The Metropolitan Museum of Art in New York has decided not to take down a Balthus painting of a young girl, Thérèse Dreaming (1938), that an online petition calls “sexually suggestive”. The work depicts Balthus’s favoured model and neighbour, Thérèse Blanchard, who was 12 or 13 years old at the time, reclining with her underwear visible. “The artist… had a noted infatuation with pubescent girls, and it can be strongly argued that this painting romanticises the sexualisation of a child,” writes the New York resident Mia Merrill, who started the petition on the website Care2 on 30 November. It has since gathered more than 8,600 supporters.
The petition continues: “Given the current climate around sexual assault and allegations that become more public each day, in showcasing this work for the masses without providing any type of clarification, the Met is, perhaps unintentionally, supporting voyeurism and the objectification of children.”
Merrill says, however, that she is not calling for the work to be “censored, destroyed or never seen again” but either removed from display or shown with a caption that acknowledges the controversy over Balthus’s reputation.
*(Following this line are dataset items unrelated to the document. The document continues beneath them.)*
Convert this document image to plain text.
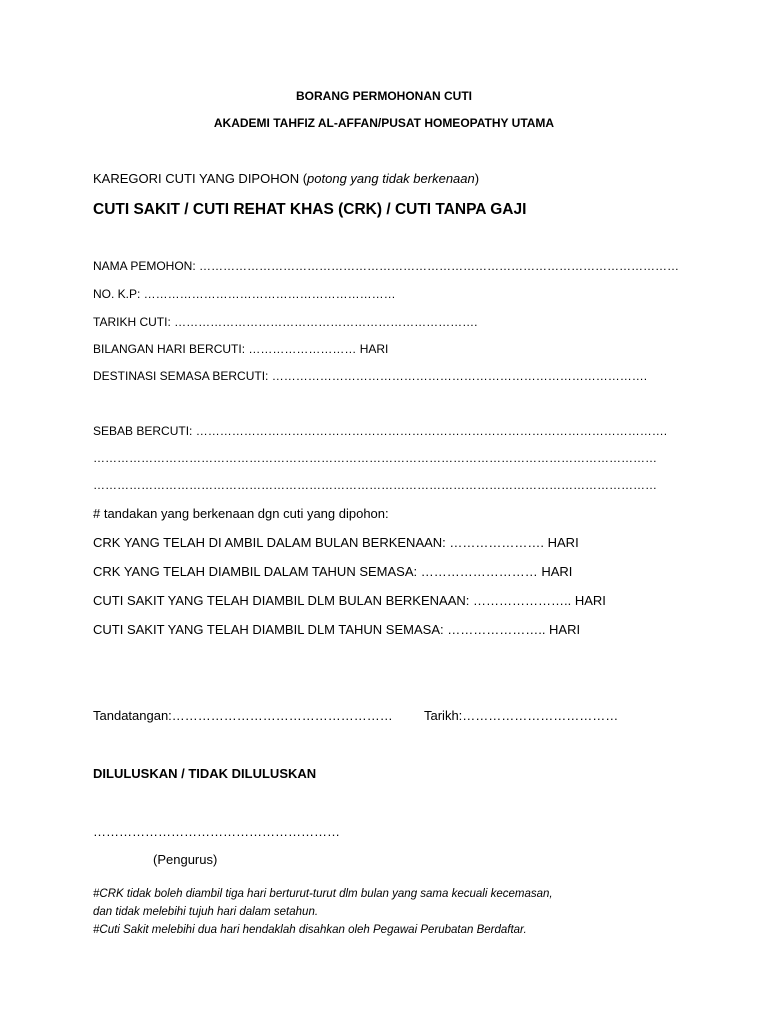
BORANG PERMOHONAN CUTI
AKADEMI TAHFIZ AL-AFFAN/PUSAT HOMEOPATHY UTAMA
KAREGORI CUTI YANG DIPOHON (potong yang tidak berkenaan)
CUTI SAKIT / CUTI REHAT KHAS (CRK) / CUTI TANPA GAJI
NAMA PEMOHON: …………………………………………………………………………………………………………
NO. K.P: ………………………………………………………
TARIKH CUTI: ………………………………………………………………….
BILANGAN HARI BERCUTI: ……………………… HARI
DESTINASI SEMASA BERCUTI: ………………………………………………………………………………….
SEBAB BERCUTI: ……………………………………………………………………………………………………….
……………………………………………………………………………………………………………………………
……………………………………………………………………………………………………………………………
# tandakan yang berkenaan dgn cuti yang dipohon:
CRK YANG TELAH DI AMBIL DALAM BULAN BERKENAAN: …………………. HARI
CRK YANG TELAH DIAMBIL DALAM TAHUN SEMASA: ……………………… HARI
CUTI SAKIT YANG TELAH DIAMBIL DLM BULAN BERKENAAN: ………………….. HARI
CUTI SAKIT YANG TELAH DIAMBIL DLM TAHUN SEMASA: ………………….. HARI
Tandatangan:…………………………………………… Tarikh:………………………………
DILULUSKAN / TIDAK DILULUSKAN
…………………………………………………
(Pengurus)
#CRK tidak boleh diambil tiga hari berturut-turut dlm bulan yang sama kecuali kecemasan,
dan tidak melebihi tujuh hari dalam setahun.
#Cuti Sakit melebihi dua hari hendaklah disahkan oleh Pegawai Perubatan Berdaftar.
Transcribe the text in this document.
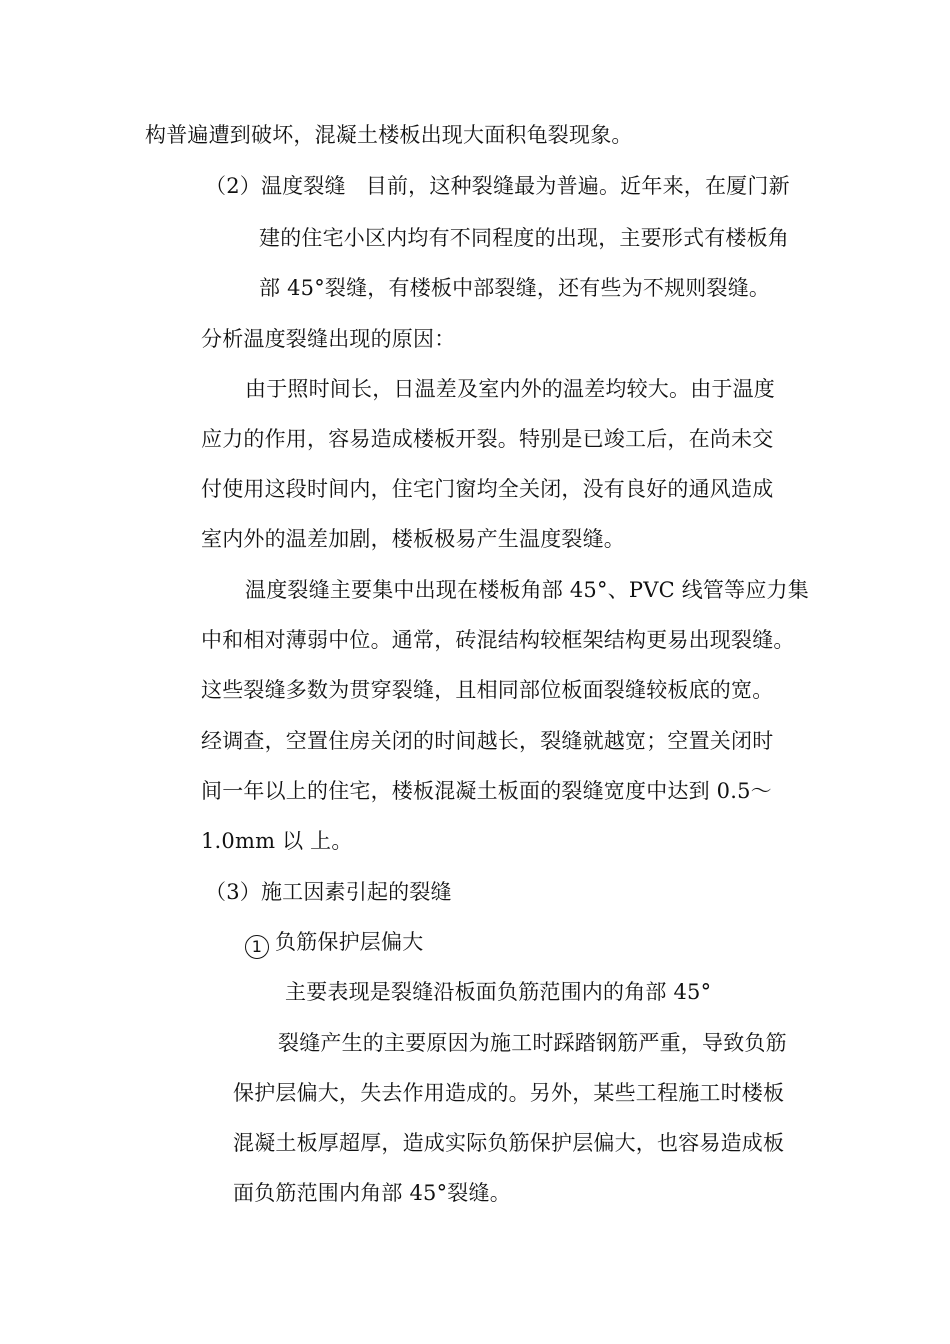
构普遍遭到破坏，混凝土楼板出现大面积龟裂现象。
（2）温度裂缝 目前，这种裂缝最为普遍。近年来，在厦门新
建的住宅小区内均有不同程度的出现，主要形式有楼板角
部 45°裂缝，有楼板中部裂缝，还有些为不规则裂缝。
分析温度裂缝出现的原因：
由于照时间长，日温差及室内外的温差均较大。由于温度
应力的作用，容易造成楼板开裂。特别是已竣工后，在尚未交
付使用这段时间内，住宅门窗均全关闭，没有良好的通风造成
室内外的温差加剧，楼板极易产生温度裂缝。
温度裂缝主要集中出现在楼板角部 45°、PVC 线管等应力集
中和相对薄弱中位。通常，砖混结构较框架结构更易出现裂缝。
这些裂缝多数为贯穿裂缝，且相同部位板面裂缝较板底的宽。
经调查，空置住房关闭的时间越长，裂缝就越宽；空置关闭时
间一年以上的住宅，楼板混凝土板面的裂缝宽度中达到 0.5～
1.0mm 以 上。
（3）施工因素引起的裂缝
1 负筋保护层偏大
主要表现是裂缝沿板面负筋范围内的角部 45°
裂缝产生的主要原因为施工时踩踏钢筋严重，导致负筋
保护层偏大，失去作用造成的。另外，某些工程施工时楼板
混凝土板厚超厚，造成实际负筋保护层偏大，也容易造成板
面负筋范围内角部 45°裂缝。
She notes that the museum introduced its 2013 temporary show Balthus: Cats and Girls—Paintings and Provocations, which included Thérèse Dreaming, with a sign that warned: “Some of the paintings in this exhibition may be disturbing to some visitors”.
The museum’s chief communications officer, Kenneth Weine, told the New York Times that: “Moments such as this provide an opportunity for conversation, and visual art is one of the most significant means we have for reflecting on both the past and the present and encouraging the continuing evolution of existing culture through informed discussion and respect for creative expression.”
This is not the first controversy to engulf Balthus’s images of children in museums. In February 2014, the Museum Folkwang in Essen, Germany, cancelled a planned exhibition of the artist’s work that included nude photographs of an underage female model, citing “legal consequences”. The museum’s director, Tobia Bezzola, told The Art Newspaper at the time: “There would not have been any legal problems if we had planned to exhibit drawings or paintings.”